D’une folie à l’autre
Le fou, l’idiot et le nouveau-né
Il est du fou comme de l’idiot : un déni permanent de réalité. L’un se perd dans les méandres de son esprit pour justifier ce qu’il se refuse de croire, tandis que l’autre, par obstination, fini par croire ce qui n’a en fait aucun sens. Ce besoin de justification – plus que de vérité – cherche avant tout à surmonter une incohérence interne entre croyances et observations : nous utilisons nos observations pour justifier nos croyances et de fait croyons être justifié.
La folie, c’est se comporter de la même manière et s’attendre à un résultat différent
Albert Einstein
Le fou n’a aucune foi en l’avenir, il ne peut y croire : chaque résultat pourrait tout aussi bien changer, comme par magie. À l’inverse, l’idiot ne s’attarde pas longtemps à essayer quelques choses de nouveau pour en tirer toujours les mêmes conséquences, comme par habitude. Son avenir n’est que la répétition de son passé et ses prédictions la démonstration de ses préjugés. C’est son idiosyncrasie.
Gardons-nous d’être fou ou idiot, même si c’est bien souvent notre mode d’opérations par défaut : nous nous étonnons de ce qui aurait pu être parfaitement anticipé – pour ne pas trop y réfléchir, et continuons de croire ce qui est évidement faux – pour mieux se rassurer. Nous souffrons tous, à différentes échelles, d’un déficit de réalité.
Réalité
En vérité, nous avons autant besoin de croyances – ou hypothèses – que de prédictions – ou théories – et c’est l’objet de la connaissance : argumenter une proposition que nous croyons vraie pour en faire ressortir sa véracité.
Il manque cependant un dernier élément pour aboutir à une nouvelle proposition recevable, car qui nous dit que toutes ces hypothèses et théories ne sont pas l’affabulation de notre esprit aboutissant à un raisonnement circulaire ou une régression à l’infini ? Cet élément est le principe de réalité, ce qui nous retourne le coup, ce qui par nature est « inimaginable », car n’originant précisément plus de notre esprit. Ce qui existe en-dehors de soi et que nous préférons, bien souvent par commodité, ignorer. Ne plus ignorer cette réalité est le premier pas vers la connaissance.

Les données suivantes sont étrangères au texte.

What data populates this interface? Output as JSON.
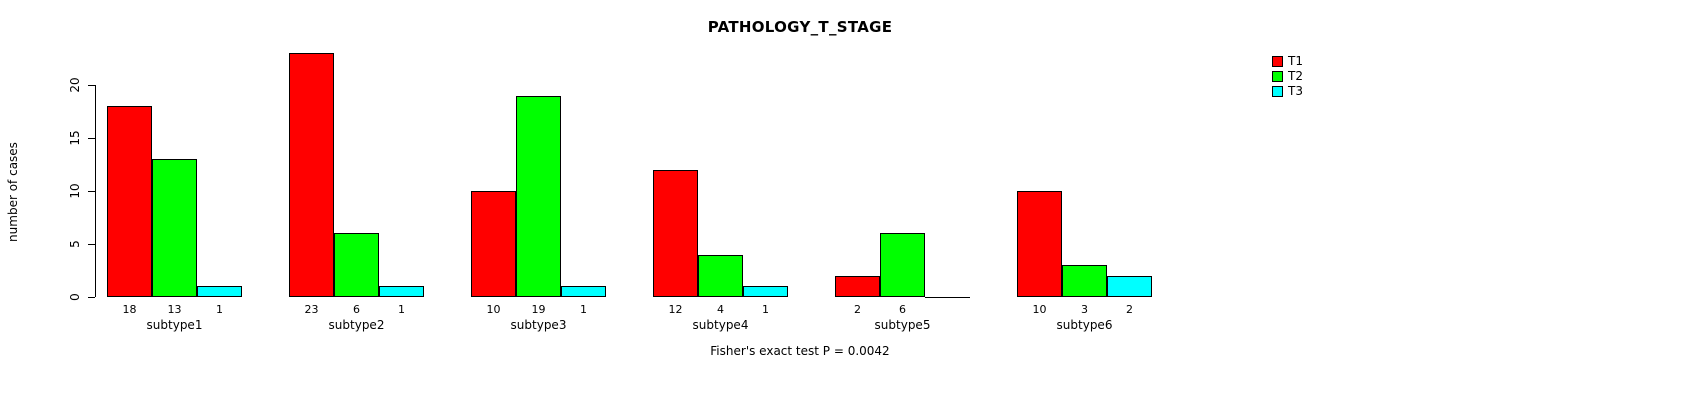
{
  "chart_data": {
    "type": "bar",
    "title": "PATHOLOGY_T_STAGE",
    "ylabel": "number of cases",
    "xlabel": "",
    "categories": [
      "subtype1",
      "subtype2",
      "subtype3",
      "subtype4",
      "subtype5",
      "subtype6"
    ],
    "series": [
      {
        "name": "T1",
        "color": "#FF0000",
        "values": [
          18,
          23,
          10,
          12,
          2,
          10
        ]
      },
      {
        "name": "T2",
        "color": "#00FF00",
        "values": [
          13,
          6,
          19,
          4,
          6,
          3
        ]
      },
      {
        "name": "T3",
        "color": "#00FFFF",
        "values": [
          1,
          1,
          1,
          1,
          0,
          2
        ]
      }
    ],
    "yticks": [
      0,
      5,
      10,
      15,
      20
    ],
    "ylim": [
      0,
      23
    ],
    "grid": false,
    "legend_position": "top-right",
    "show_value_labels": true,
    "annotation": "Fisher's exact test P = 0.0042",
    "colors": {
      "T1": "#FF0000",
      "T2": "#00FF00",
      "T3": "#00FFFF",
      "axis": "#000000",
      "background": "#FFFFFF"
    }
  }
}
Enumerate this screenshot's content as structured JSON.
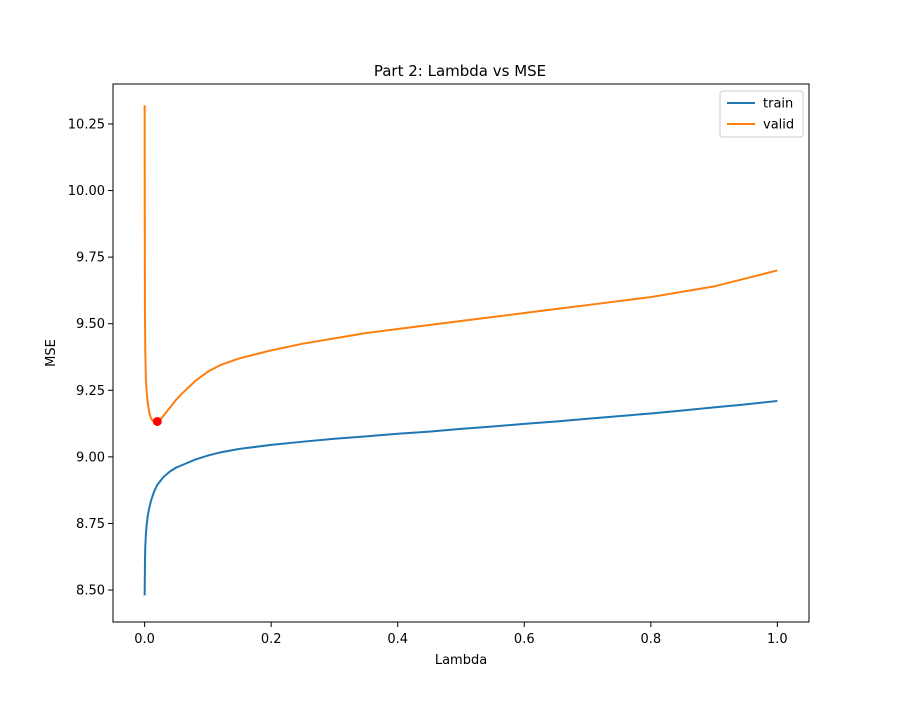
{
  "chart_data": {
    "type": "line",
    "title": "Part 2: Lambda vs MSE",
    "xlabel": "Lambda",
    "ylabel": "MSE",
    "xlim": [
      -0.05,
      1.05
    ],
    "ylim": [
      8.38,
      10.4
    ],
    "x_ticks": [
      0.0,
      0.2,
      0.4,
      0.6,
      0.8,
      1.0
    ],
    "x_tick_labels": [
      "0.0",
      "0.2",
      "0.4",
      "0.6",
      "0.8",
      "1.0"
    ],
    "y_ticks": [
      8.5,
      8.75,
      9.0,
      9.25,
      9.5,
      9.75,
      10.0,
      10.25
    ],
    "y_tick_labels": [
      "8.50",
      "8.75",
      "9.00",
      "9.25",
      "9.50",
      "9.75",
      "10.00",
      "10.25"
    ],
    "grid": false,
    "legend_position": "top-right",
    "series": [
      {
        "name": "train",
        "color": "#1f77b4",
        "x": [
          0.0,
          0.0005,
          0.001,
          0.002,
          0.003,
          0.005,
          0.0075,
          0.01,
          0.015,
          0.02,
          0.03,
          0.04,
          0.05,
          0.06,
          0.08,
          0.1,
          0.12,
          0.15,
          0.2,
          0.25,
          0.3,
          0.35,
          0.4,
          0.45,
          0.5,
          0.55,
          0.6,
          0.65,
          0.7,
          0.75,
          0.8,
          0.85,
          0.9,
          0.95,
          1.0
        ],
        "values": [
          8.48,
          8.6,
          8.66,
          8.71,
          8.74,
          8.78,
          8.81,
          8.835,
          8.87,
          8.895,
          8.925,
          8.945,
          8.96,
          8.97,
          8.99,
          9.005,
          9.017,
          9.03,
          9.045,
          9.057,
          9.068,
          9.077,
          9.087,
          9.095,
          9.105,
          9.114,
          9.124,
          9.133,
          9.143,
          9.153,
          9.163,
          9.174,
          9.186,
          9.197,
          9.21
        ]
      },
      {
        "name": "valid",
        "color": "#ff7f0e",
        "x": [
          0.0,
          0.0002,
          0.0005,
          0.001,
          0.002,
          0.003,
          0.005,
          0.0075,
          0.01,
          0.013,
          0.016,
          0.02,
          0.025,
          0.03,
          0.04,
          0.05,
          0.06,
          0.08,
          0.1,
          0.12,
          0.15,
          0.2,
          0.25,
          0.3,
          0.35,
          0.4,
          0.45,
          0.5,
          0.55,
          0.6,
          0.65,
          0.7,
          0.75,
          0.8,
          0.85,
          0.9,
          0.95,
          1.0
        ],
        "values": [
          10.32,
          9.9,
          9.55,
          9.4,
          9.29,
          9.25,
          9.2,
          9.165,
          9.145,
          9.135,
          9.132,
          9.133,
          9.14,
          9.155,
          9.185,
          9.215,
          9.24,
          9.285,
          9.32,
          9.345,
          9.37,
          9.4,
          9.425,
          9.445,
          9.465,
          9.48,
          9.495,
          9.51,
          9.525,
          9.54,
          9.555,
          9.57,
          9.585,
          9.6,
          9.62,
          9.64,
          9.67,
          9.7
        ]
      }
    ],
    "marker": {
      "x": 0.02,
      "y": 9.133,
      "color": "#ff0000"
    }
  }
}
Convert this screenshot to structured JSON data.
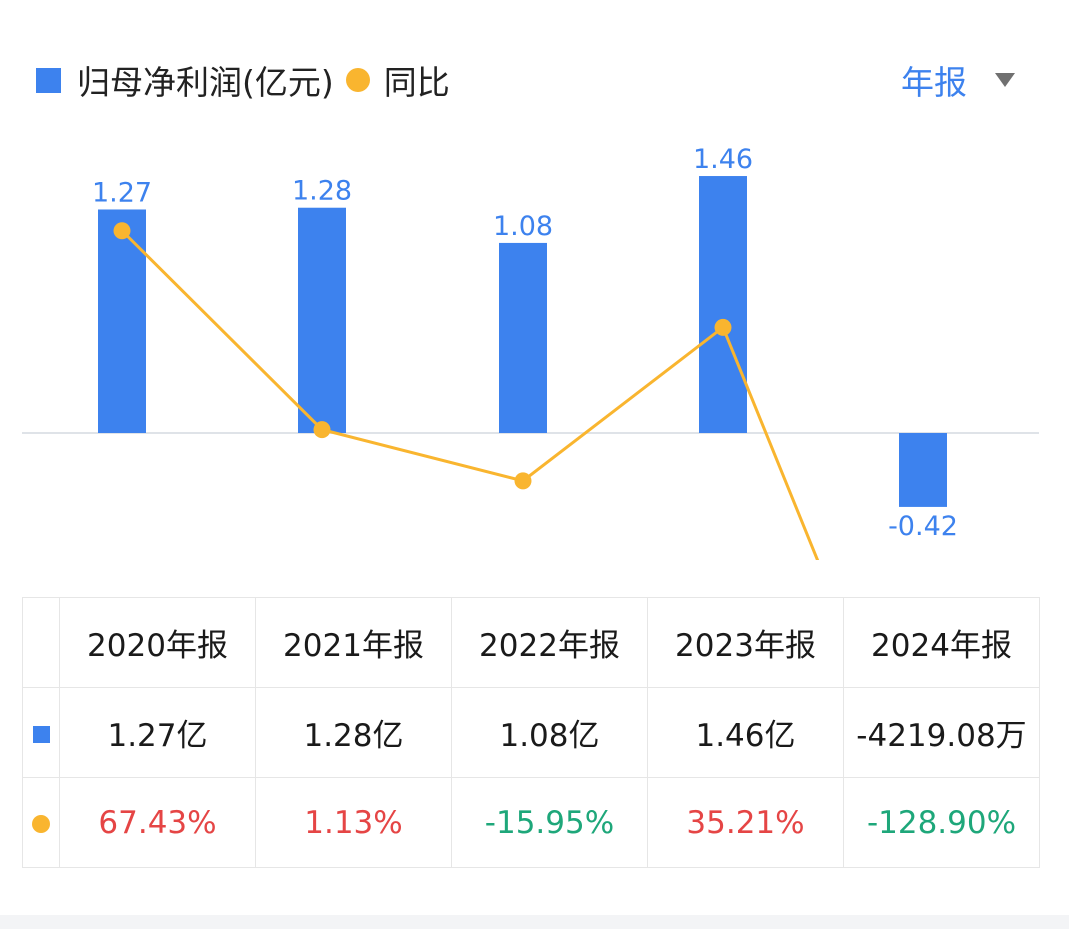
{
  "legend": {
    "bar_label": "归母净利润(亿元)",
    "line_label": "同比"
  },
  "period_selector": {
    "label": "年报"
  },
  "table": {
    "headers": [
      "2020年报",
      "2021年报",
      "2022年报",
      "2023年报",
      "2024年报"
    ],
    "profit_row": [
      "1.27亿",
      "1.28亿",
      "1.08亿",
      "1.46亿",
      "-4219.08万"
    ],
    "yoy_row": [
      "67.43%",
      "1.13%",
      "-15.95%",
      "35.21%",
      "-128.90%"
    ]
  },
  "colors": {
    "bar": "#3d82ee",
    "line": "#f9b52f",
    "positive": "#e54545",
    "negative": "#1ea77a"
  },
  "chart_data": {
    "type": "bar+line",
    "categories": [
      "2020年报",
      "2021年报",
      "2022年报",
      "2023年报",
      "2024年报"
    ],
    "series": [
      {
        "name": "归母净利润(亿元)",
        "type": "bar",
        "values": [
          1.27,
          1.28,
          1.08,
          1.46,
          -0.42
        ],
        "labels": [
          "1.27",
          "1.28",
          "1.08",
          "1.46",
          "-0.42"
        ]
      },
      {
        "name": "同比",
        "type": "line",
        "values": [
          67.43,
          1.13,
          -15.95,
          35.21,
          -128.9
        ]
      }
    ],
    "legend_position": "top-left",
    "grid": false
  }
}
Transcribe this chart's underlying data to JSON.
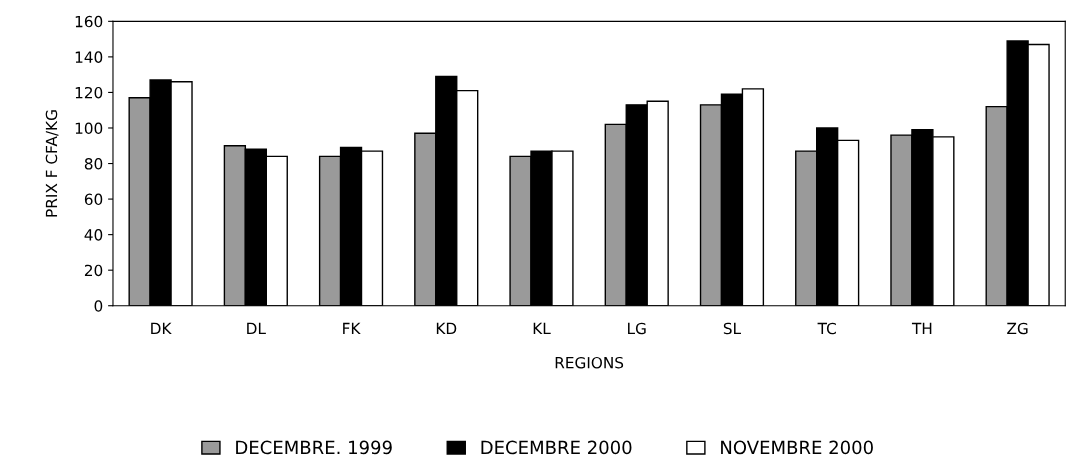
{
  "chart_data": {
    "type": "bar",
    "xlabel": "REGIONS",
    "ylabel": "PRIX F CFA/KG",
    "categories": [
      "DK",
      "DL",
      "FK",
      "KD",
      "KL",
      "LG",
      "SL",
      "TC",
      "TH",
      "ZG"
    ],
    "series": [
      {
        "name": "DECEMBRE. 1999",
        "color": "#9a9a9a",
        "values": [
          117,
          90,
          84,
          97,
          84,
          102,
          113,
          87,
          96,
          112
        ]
      },
      {
        "name": "DECEMBRE 2000",
        "color": "#000000",
        "values": [
          127,
          88,
          89,
          129,
          87,
          113,
          119,
          100,
          99,
          149
        ]
      },
      {
        "name": "NOVEMBRE 2000",
        "color": "#ffffff",
        "values": [
          126,
          84,
          87,
          121,
          87,
          115,
          122,
          93,
          95,
          147
        ]
      }
    ],
    "ylim": [
      0,
      160
    ],
    "yticks": [
      0,
      20,
      40,
      60,
      80,
      100,
      120,
      140,
      160
    ],
    "grid": false,
    "legend": "bottom"
  }
}
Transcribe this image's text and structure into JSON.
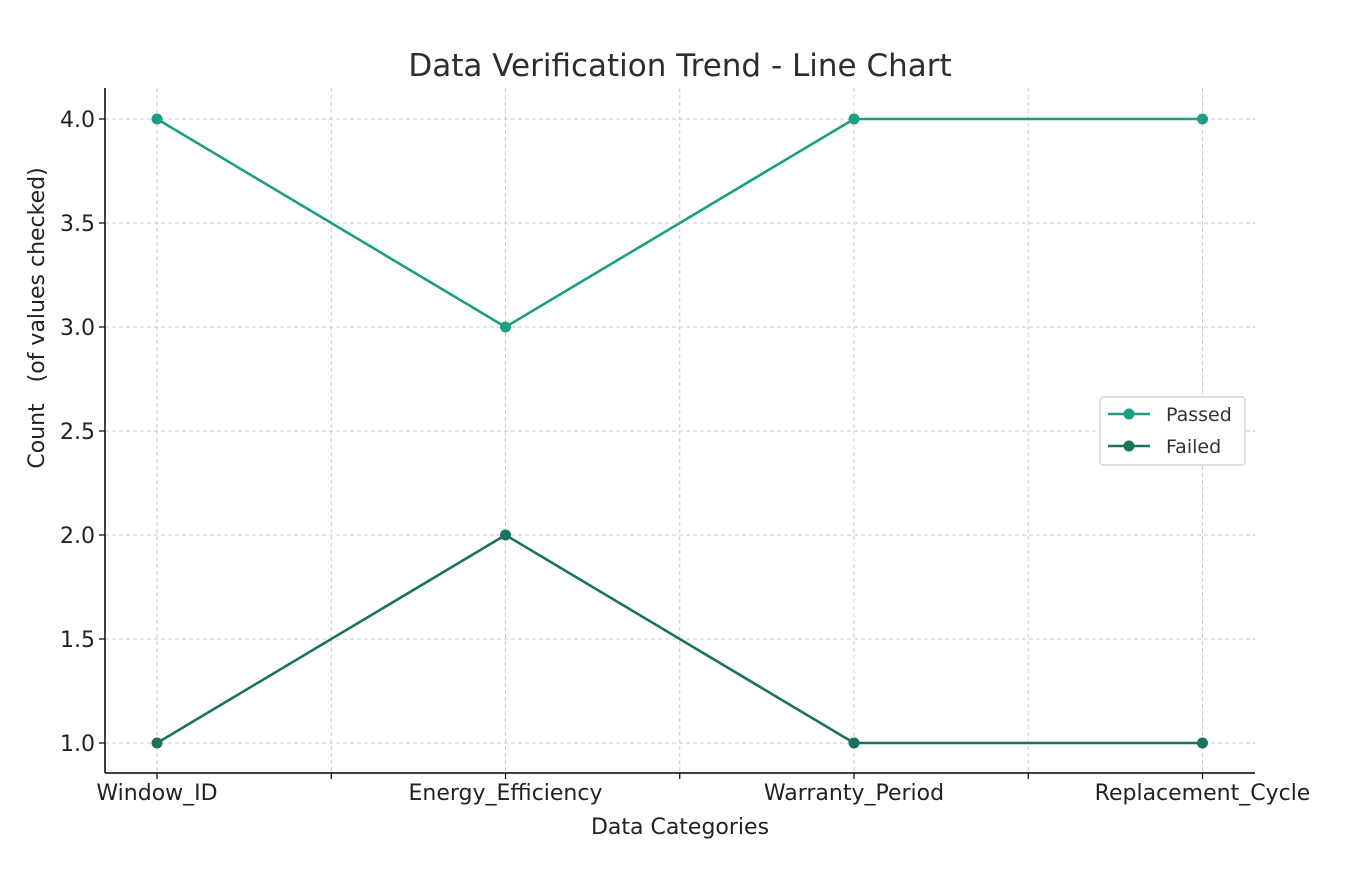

C’est en ceci que le réel ne cesse de nous surprendre. Nous avons beau élaborer les théories les plus sophistiquées, les systèmes de pensées les plus cohérents, aucune théorie ne décrit la réalité complètement et fini par nous surprendre à nouveau.
L’émerveillement est le commencement de toutes philosophies, de toutes aventures scientifiques. C’est aussi le regard qu’un nouveau-né jette sur le monde. Un monde ni construit, ni pensé, ni imaginé : juste là.
Cette vision réaliste du monde s’oppose au solipsisme, qui n’attribue aucune réalité en-dehors de l’esprit, ou plus précisément, que toute réalité est une construction de l’esprit. Mais ne soyons pas dupe, réalisme ou solipsisme sont des idéologies comme les autres et aucune n’est réfutable avec les arguments de l’autre.
Nous ne pouvons pas dépasser la pensée, et même une expérience très concrète est en dernière analyse filtrée par notre cerveau. Nous sommes auteurs et témoins de nos découvertes, les uns pour les autres, les uns à travers les autres, les uns contre les autres.
Réalité autant perméable à l’esprit qu’à la matière, à ce qui existe en-dedans et en dehors de soi. Nous sommes à la fois sujets et objets dans ce mélange de sensations et d’intuitions, de perceptions et de déductions. La matière informant l’esprit dans un jeu aussi complexe que les figures d’interférences de la pluie sur un lac de montagne reflétant les cimes des arbres alentours. Que voyons-nous vraiment ? Que savons-nous vraiment ?
Dualité
Si l’information est une propriété de la matière – l’absence ou la présence de quelque chose- , la connaissance est un attribut du Vivant – qu’est-ce que ce quelque chose signifie, que puis-je en faire ?– Seul un être vivant peut se poser cette question.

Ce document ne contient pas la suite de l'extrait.